Differential phase-contrast interior tomography enables the reconstruction of refractive index distributions within a region of interest (ROI) for the visualization and analysis of structures inside large biological specimens. In this imaging mode, X-ray scanning targets only the ROI, with a narrow beam passing through the object, significantly reducing both radiation dose and system cost. We demonstrate through numerical analysis that accurate interior reconstruction can be achieved from truncated differential projection data of the ROI. This is accomplished via total variation minimization, assuming a piecewise constant refractive index distribution within the ROI. We then develop a practical iterative algorithm for this interior reconstruction and conduct numerical experiments to validate the feasibility of the proposed approach.

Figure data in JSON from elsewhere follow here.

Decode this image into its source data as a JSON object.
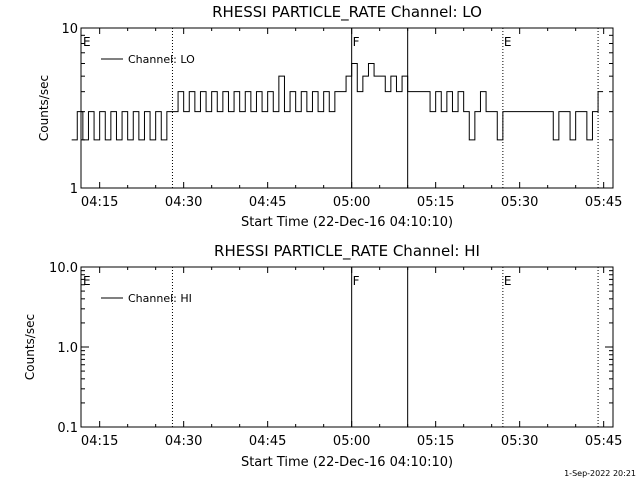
{
  "footer": {
    "timestamp": "1-Sep-2022 20:21"
  },
  "chart_data": [
    {
      "type": "line",
      "title": "RHESSI PARTICLE_RATE Channel: LO",
      "xlabel": "Start Time (22-Dec-16 04:10:10)",
      "ylabel": "Counts/sec",
      "y_scale": "log",
      "ylim": [
        1,
        10
      ],
      "y_ticks": [
        "1",
        "10"
      ],
      "x_ticks": [
        "04:15",
        "04:30",
        "04:45",
        "05:00",
        "05:15",
        "05:30",
        "05:45"
      ],
      "legend": {
        "label": "Channel: LO",
        "placement": "top-left"
      },
      "markers": [
        {
          "time": "04:28",
          "style": "dotted",
          "label": ""
        },
        {
          "time": "05:00",
          "style": "solid",
          "label": "F"
        },
        {
          "time": "05:10",
          "style": "solid",
          "label": ""
        },
        {
          "time": "05:27",
          "style": "dotted",
          "label": "E"
        },
        {
          "time": "05:44",
          "style": "dotted",
          "label": ""
        },
        {
          "time": "04:10",
          "style": "edge",
          "label": "E"
        }
      ],
      "series": [
        {
          "values_note": "",
          "x": [
            "04:10",
            "04:11",
            "04:12",
            "04:13",
            "04:14",
            "04:15",
            "04:16",
            "04:17",
            "04:18",
            "04:19",
            "04:20",
            "04:21",
            "04:22",
            "04:23",
            "04:24",
            "04:25",
            "04:26",
            "04:27",
            "04:28",
            "04:29",
            "04:30",
            "04:31",
            "04:32",
            "04:33",
            "04:34",
            "04:35",
            "04:36",
            "04:37",
            "04:38",
            "04:39",
            "04:40",
            "04:41",
            "04:42",
            "04:43",
            "04:44",
            "04:45",
            "04:46",
            "04:47",
            "04:48",
            "04:49",
            "04:50",
            "04:51",
            "04:52",
            "04:53",
            "04:54",
            "04:55",
            "04:56",
            "04:57",
            "04:58",
            "04:59",
            "05:00",
            "05:01",
            "05:02",
            "05:03",
            "05:04",
            "05:05",
            "05:06",
            "05:07",
            "05:08",
            "05:09",
            "05:10",
            "05:11",
            "05:12",
            "05:13",
            "05:14",
            "05:15",
            "05:16",
            "05:17",
            "05:18",
            "05:19",
            "05:20",
            "05:21",
            "05:22",
            "05:23",
            "05:24",
            "05:25",
            "05:26",
            "05:27",
            "05:28",
            "05:29",
            "05:30",
            "05:31",
            "05:32",
            "05:33",
            "05:34",
            "05:35",
            "05:36",
            "05:37",
            "05:38",
            "05:39",
            "05:40",
            "05:41",
            "05:42",
            "05:43",
            "05:44"
          ],
          "y": [
            2,
            3,
            2,
            3,
            2,
            3,
            2,
            3,
            2,
            3,
            2,
            3,
            2,
            3,
            2,
            3,
            2,
            3,
            3,
            4,
            3,
            4,
            3,
            4,
            3,
            4,
            3,
            4,
            3,
            4,
            3,
            4,
            3,
            4,
            3,
            4,
            3,
            5,
            3,
            4,
            3,
            4,
            3,
            4,
            3,
            4,
            3,
            4,
            4,
            5,
            6,
            4,
            5,
            6,
            5,
            5,
            4,
            5,
            4,
            5,
            4,
            4,
            4,
            4,
            3,
            4,
            3,
            4,
            3,
            4,
            3,
            2,
            3,
            4,
            3,
            3,
            2,
            3,
            3,
            3,
            3,
            3,
            3,
            3,
            3,
            3,
            2,
            3,
            3,
            2,
            3,
            3,
            2,
            3,
            4
          ]
        }
      ]
    },
    {
      "type": "line",
      "title": "RHESSI PARTICLE_RATE Channel: HI",
      "xlabel": "Start Time (22-Dec-16 04:10:10)",
      "ylabel": "Counts/sec",
      "y_scale": "log",
      "ylim": [
        0.1,
        10
      ],
      "y_ticks": [
        "0.1",
        "1.0",
        "10.0"
      ],
      "x_ticks": [
        "04:15",
        "04:30",
        "04:45",
        "05:00",
        "05:15",
        "05:30",
        "05:45"
      ],
      "legend": {
        "label": "Channel: HI",
        "placement": "top-left"
      },
      "markers": [
        {
          "time": "04:28",
          "style": "dotted",
          "label": ""
        },
        {
          "time": "05:00",
          "style": "solid",
          "label": "F"
        },
        {
          "time": "05:10",
          "style": "solid",
          "label": ""
        },
        {
          "time": "05:27",
          "style": "dotted",
          "label": "E"
        },
        {
          "time": "05:44",
          "style": "dotted",
          "label": ""
        },
        {
          "time": "04:10",
          "style": "edge",
          "label": "E"
        }
      ],
      "series": [
        {
          "x": [],
          "y": []
        }
      ]
    }
  ]
}
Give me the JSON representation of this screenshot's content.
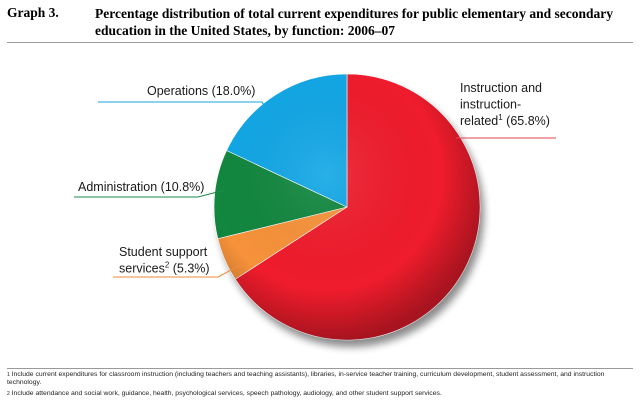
{
  "header": {
    "graph_number": "Graph 3.",
    "title": "Percentage distribution of total current expenditures for public elementary and secondary education in the United States, by function:  2006–07"
  },
  "chart_data": {
    "type": "pie",
    "title": "Percentage distribution of total current expenditures for public elementary and secondary education in the United States, by function:  2006–07",
    "slices": [
      {
        "name": "Instruction and instruction-related",
        "value": 65.8,
        "color": "#ef1c2c",
        "label_lines": [
          "Instruction and",
          "instruction-",
          "related"
        ],
        "footnote": "1",
        "value_text": "(65.8%)",
        "leader_color": "#e0464f"
      },
      {
        "name": "Student support services",
        "value": 5.3,
        "color": "#f7923a",
        "label_lines": [
          "Student support",
          "services"
        ],
        "footnote": "2",
        "value_text": "(5.3%)",
        "leader_color": "#f28a3c"
      },
      {
        "name": "Administration",
        "value": 10.8,
        "color": "#12873f",
        "label_lines": [
          "Administration"
        ],
        "footnote": "",
        "value_text": "(10.8%)",
        "leader_color": "#1b8a48"
      },
      {
        "name": "Operations",
        "value": 18.0,
        "color": "#12a7e6",
        "label_lines": [
          "Operations"
        ],
        "footnote": "",
        "value_text": "(18.0%)",
        "leader_color": "#1aa3dd"
      }
    ]
  },
  "footnotes": [
    {
      "mark": "1",
      "text": "Include current expenditures for classroom instruction (including teachers and teaching assistants), libraries, in-service teacher training, curriculum development, student assessment, and instruction technology."
    },
    {
      "mark": "2",
      "text": "Include attendance and social work, guidance, health, psychological services, speech pathology, audiology, and other student support services."
    }
  ]
}
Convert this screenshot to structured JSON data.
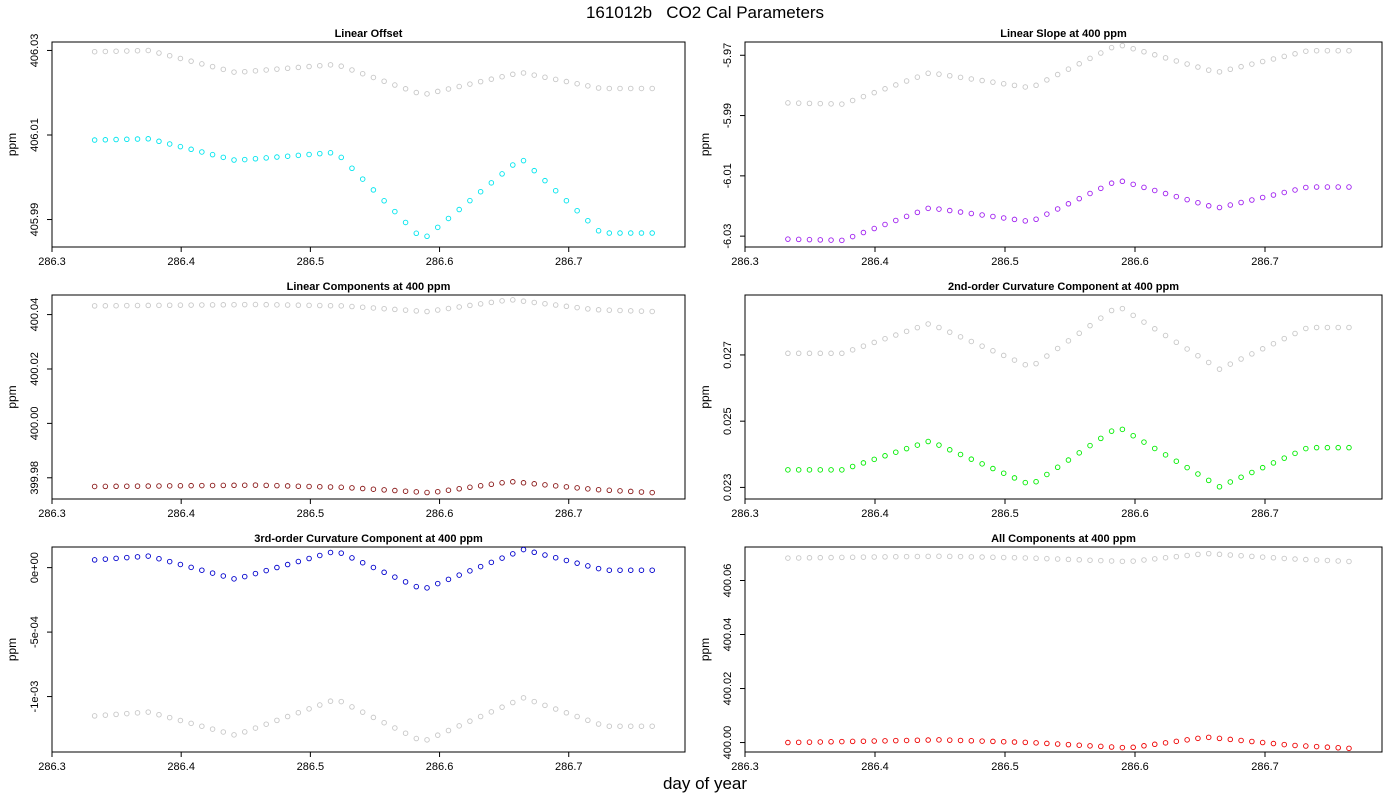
{
  "figure": {
    "title": "161012b   CO2 Cal Parameters",
    "xlabel": "day of year"
  },
  "chart_data": [
    {
      "type": "scatter",
      "title": "Linear Offset",
      "ylabel": "ppm",
      "xlim": [
        286.3,
        286.79
      ],
      "ylim": [
        405.9835,
        406.032
      ],
      "xticks": [
        286.3,
        286.4,
        286.5,
        286.6,
        286.7
      ],
      "xtick_labels": [
        "286.3",
        "286.4",
        "286.5",
        "286.6",
        "286.7"
      ],
      "yticks": [
        405.99,
        406.01,
        406.03
      ],
      "ytick_labels": [
        "405.99",
        "406.01",
        "406.03"
      ],
      "x_range": [
        286.333,
        286.767,
        0.0083
      ],
      "series": [
        {
          "color": "#c8c8c8",
          "knots": [
            [
              286.333,
              406.0297
            ],
            [
              286.375,
              406.03
            ],
            [
              286.442,
              406.0248
            ],
            [
              286.52,
              406.0267
            ],
            [
              286.587,
              406.0195
            ],
            [
              286.663,
              406.0248
            ],
            [
              286.725,
              406.021
            ],
            [
              286.767,
              406.021
            ]
          ]
        },
        {
          "color": "#00e5ee",
          "knots": [
            [
              286.333,
              406.0088
            ],
            [
              286.375,
              406.0091
            ],
            [
              286.442,
              406.004
            ],
            [
              286.52,
              406.0059
            ],
            [
              286.587,
              405.9852
            ],
            [
              286.663,
              406.0045
            ],
            [
              286.725,
              405.9868
            ],
            [
              286.767,
              405.9868
            ]
          ]
        }
      ]
    },
    {
      "type": "scatter",
      "title": "Linear Slope at 400 ppm",
      "ylabel": "ppm",
      "xlim": [
        286.3,
        286.79
      ],
      "ylim": [
        -6.0336,
        -5.9656
      ],
      "xticks": [
        286.3,
        286.4,
        286.5,
        286.6,
        286.7
      ],
      "xtick_labels": [
        "286.3",
        "286.4",
        "286.5",
        "286.6",
        "286.7"
      ],
      "yticks": [
        -6.03,
        -6.01,
        -5.99,
        -5.97
      ],
      "ytick_labels": [
        "-6.03",
        "-6.01",
        "-5.99",
        "-5.97"
      ],
      "x_range": [
        286.333,
        286.767,
        0.0083
      ],
      "series": [
        {
          "color": "#c8c8c8",
          "knots": [
            [
              286.333,
              -5.9858
            ],
            [
              286.375,
              -5.9862
            ],
            [
              286.442,
              -5.9758
            ],
            [
              286.52,
              -5.9808
            ],
            [
              286.587,
              -5.9664
            ],
            [
              286.663,
              -5.9757
            ],
            [
              286.733,
              -5.9685
            ],
            [
              286.767,
              -5.9685
            ]
          ]
        },
        {
          "color": "#a020f0",
          "knots": [
            [
              286.333,
              -6.031
            ],
            [
              286.375,
              -6.0314
            ],
            [
              286.442,
              -6.0206
            ],
            [
              286.52,
              -6.0252
            ],
            [
              286.587,
              -6.0114
            ],
            [
              286.663,
              -6.0207
            ],
            [
              286.733,
              -6.0137
            ],
            [
              286.767,
              -6.0137
            ]
          ]
        }
      ]
    },
    {
      "type": "scatter",
      "title": "Linear Components at 400 ppm",
      "ylabel": "ppm",
      "xlim": [
        286.3,
        286.79
      ],
      "ylim": [
        399.9722,
        400.0472
      ],
      "xticks": [
        286.3,
        286.4,
        286.5,
        286.6,
        286.7
      ],
      "xtick_labels": [
        "286.3",
        "286.4",
        "286.5",
        "286.6",
        "286.7"
      ],
      "yticks": [
        399.98,
        400.0,
        400.02,
        400.04
      ],
      "ytick_labels": [
        "399.98",
        "400.00",
        "400.02",
        "400.04"
      ],
      "x_range": [
        286.333,
        286.767,
        0.0083
      ],
      "series": [
        {
          "color": "#c8c8c8",
          "knots": [
            [
              286.333,
              400.0432
            ],
            [
              286.458,
              400.0437
            ],
            [
              286.525,
              400.0432
            ],
            [
              286.59,
              400.0411
            ],
            [
              286.655,
              400.0455
            ],
            [
              286.72,
              400.0418
            ],
            [
              286.767,
              400.0411
            ]
          ]
        },
        {
          "color": "#8b1a1a",
          "knots": [
            [
              286.333,
              399.9768
            ],
            [
              286.458,
              399.9773
            ],
            [
              286.525,
              399.9765
            ],
            [
              286.593,
              399.9745
            ],
            [
              286.655,
              399.9786
            ],
            [
              286.72,
              399.9757
            ],
            [
              286.767,
              399.9745
            ]
          ]
        }
      ]
    },
    {
      "type": "scatter",
      "title": "2nd-order Curvature Component at 400 ppm",
      "ylabel": "ppm",
      "xlim": [
        286.3,
        286.79
      ],
      "ylim": [
        0.02265,
        0.02881
      ],
      "xticks": [
        286.3,
        286.4,
        286.5,
        286.6,
        286.7
      ],
      "xtick_labels": [
        "286.3",
        "286.4",
        "286.5",
        "286.6",
        "286.7"
      ],
      "yticks": [
        0.023,
        0.025,
        0.027
      ],
      "ytick_labels": [
        "0.023",
        "0.025",
        "0.027"
      ],
      "x_range": [
        286.333,
        286.767,
        0.0083
      ],
      "series": [
        {
          "color": "#c8c8c8",
          "knots": [
            [
              286.333,
              0.02705
            ],
            [
              286.375,
              0.02705
            ],
            [
              286.442,
              0.02795
            ],
            [
              286.52,
              0.02663
            ],
            [
              286.587,
              0.02848
            ],
            [
              286.665,
              0.02657
            ],
            [
              286.733,
              0.02783
            ],
            [
              286.767,
              0.02783
            ]
          ]
        },
        {
          "color": "#00ee00",
          "knots": [
            [
              286.333,
              0.02353
            ],
            [
              286.375,
              0.02353
            ],
            [
              286.442,
              0.0244
            ],
            [
              286.52,
              0.02307
            ],
            [
              286.587,
              0.02483
            ],
            [
              286.665,
              0.02302
            ],
            [
              286.733,
              0.0242
            ],
            [
              286.767,
              0.0242
            ]
          ]
        }
      ]
    },
    {
      "type": "scatter",
      "title": "3rd-order Curvature Component at 400 ppm",
      "ylabel": "ppm",
      "xlim": [
        286.3,
        286.79
      ],
      "ylim": [
        -0.00143,
        0.00016
      ],
      "xticks": [
        286.3,
        286.4,
        286.5,
        286.6,
        286.7
      ],
      "xtick_labels": [
        "286.3",
        "286.4",
        "286.5",
        "286.6",
        "286.7"
      ],
      "yticks": [
        -0.001,
        -0.0005,
        0.0
      ],
      "ytick_labels": [
        "-1e-03",
        "-5e-04",
        "0e+00"
      ],
      "x_range": [
        286.333,
        286.767,
        0.0083
      ],
      "series": [
        {
          "color": "#c8c8c8",
          "knots": [
            [
              286.333,
              -0.00115
            ],
            [
              286.375,
              -0.00112
            ],
            [
              286.442,
              -0.0013
            ],
            [
              286.52,
              -0.00102
            ],
            [
              286.587,
              -0.00135
            ],
            [
              286.665,
              -0.00101
            ],
            [
              286.728,
              -0.00123
            ],
            [
              286.767,
              -0.00123
            ]
          ]
        },
        {
          "color": "#0000cd",
          "knots": [
            [
              286.333,
              6e-05
            ],
            [
              286.375,
              9e-05
            ],
            [
              286.442,
              -9e-05
            ],
            [
              286.52,
              0.00013
            ],
            [
              286.587,
              -0.00017
            ],
            [
              286.665,
              0.00014
            ],
            [
              286.728,
              -2e-05
            ],
            [
              286.767,
              -2e-05
            ]
          ]
        }
      ]
    },
    {
      "type": "scatter",
      "title": "All Components at 400 ppm",
      "ylabel": "ppm",
      "xlim": [
        286.3,
        286.79
      ],
      "ylim": [
        399.9965,
        400.0724
      ],
      "xticks": [
        286.3,
        286.4,
        286.5,
        286.6,
        286.7
      ],
      "xtick_labels": [
        "286.3",
        "286.4",
        "286.5",
        "286.6",
        "286.7"
      ],
      "yticks": [
        400.0,
        400.02,
        400.04,
        400.06
      ],
      "ytick_labels": [
        "400.00",
        "400.02",
        "400.04",
        "400.06"
      ],
      "x_range": [
        286.333,
        286.767,
        0.0083
      ],
      "series": [
        {
          "color": "#c8c8c8",
          "knots": [
            [
              286.333,
              400.0683
            ],
            [
              286.45,
              400.069
            ],
            [
              286.52,
              400.0683
            ],
            [
              286.595,
              400.067
            ],
            [
              286.655,
              400.07
            ],
            [
              286.72,
              400.068
            ],
            [
              286.767,
              400.067
            ]
          ]
        },
        {
          "color": "#ee0000",
          "knots": [
            [
              286.333,
              400.0
            ],
            [
              286.45,
              400.001
            ],
            [
              286.52,
              400.0
            ],
            [
              286.595,
              399.998
            ],
            [
              286.655,
              400.002
            ],
            [
              286.72,
              399.999
            ],
            [
              286.767,
              399.9978
            ]
          ]
        }
      ]
    }
  ]
}
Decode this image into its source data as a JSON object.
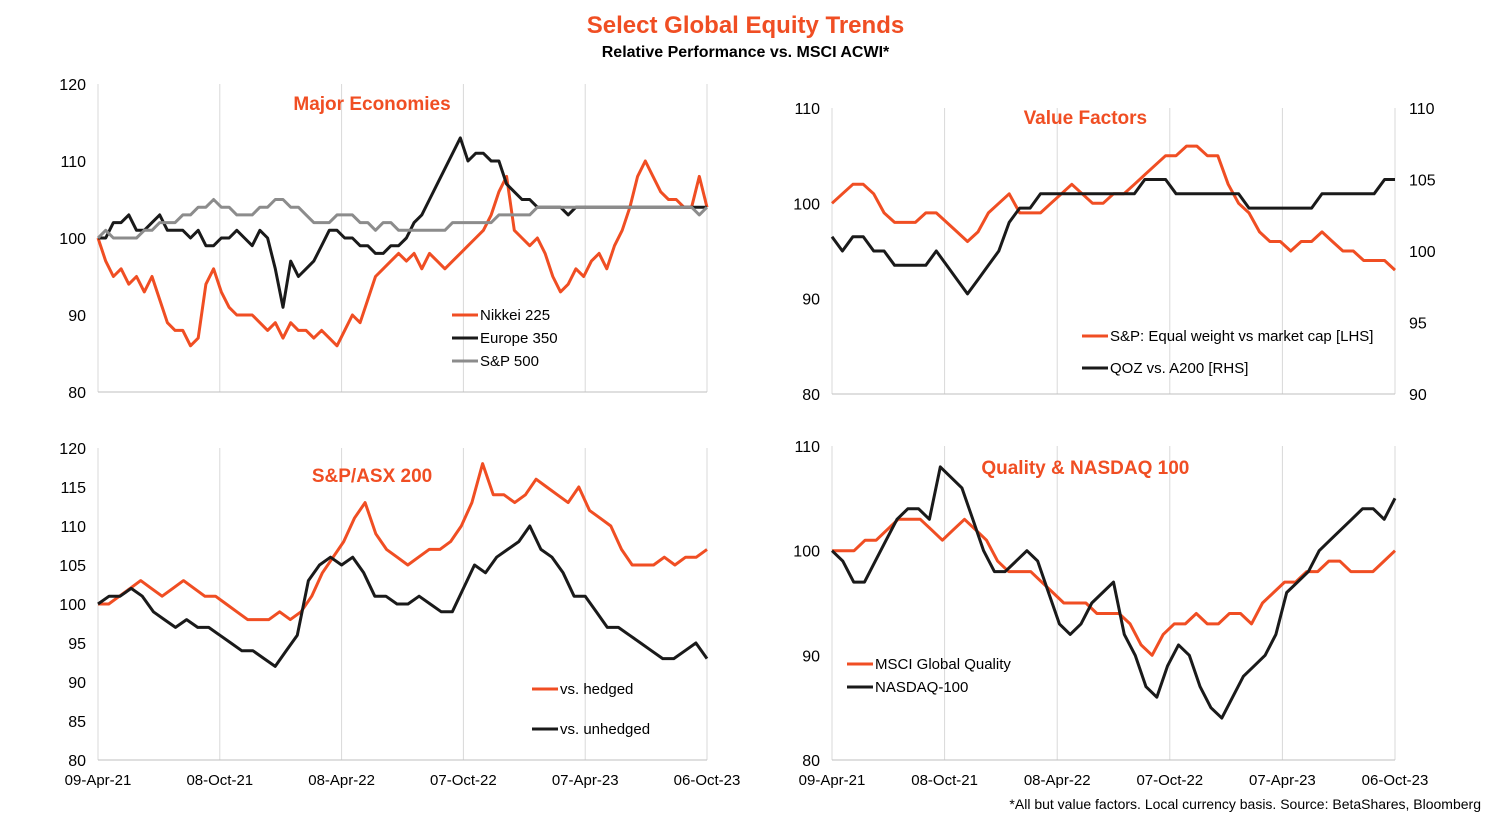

[6] Wenxiang Cong, et al, “Modeling photon propagation in biological tissues using a generalized Delta-Eddington phase function,” Physical Review E 76(5), 051913 (2007).
Photon propagation in biological tissue is commonly described by the radiative transfer equation, where the phase function represents the scattering characteristics of the medium and significantly affects both the accuracy of the solution and computational efficiency. In this work, we introduce a generalized Delta-Eddington phase function to simplify the radiative transfer equation into an integral equation for photon fluence rate. Compared to the widely used diffusion approximation model, the solution of this integral equation offers highly accurate modeling of photon propagation in biological tissue across a broad range of optical parameters. This methodology is validated through Monte Carlo simulation.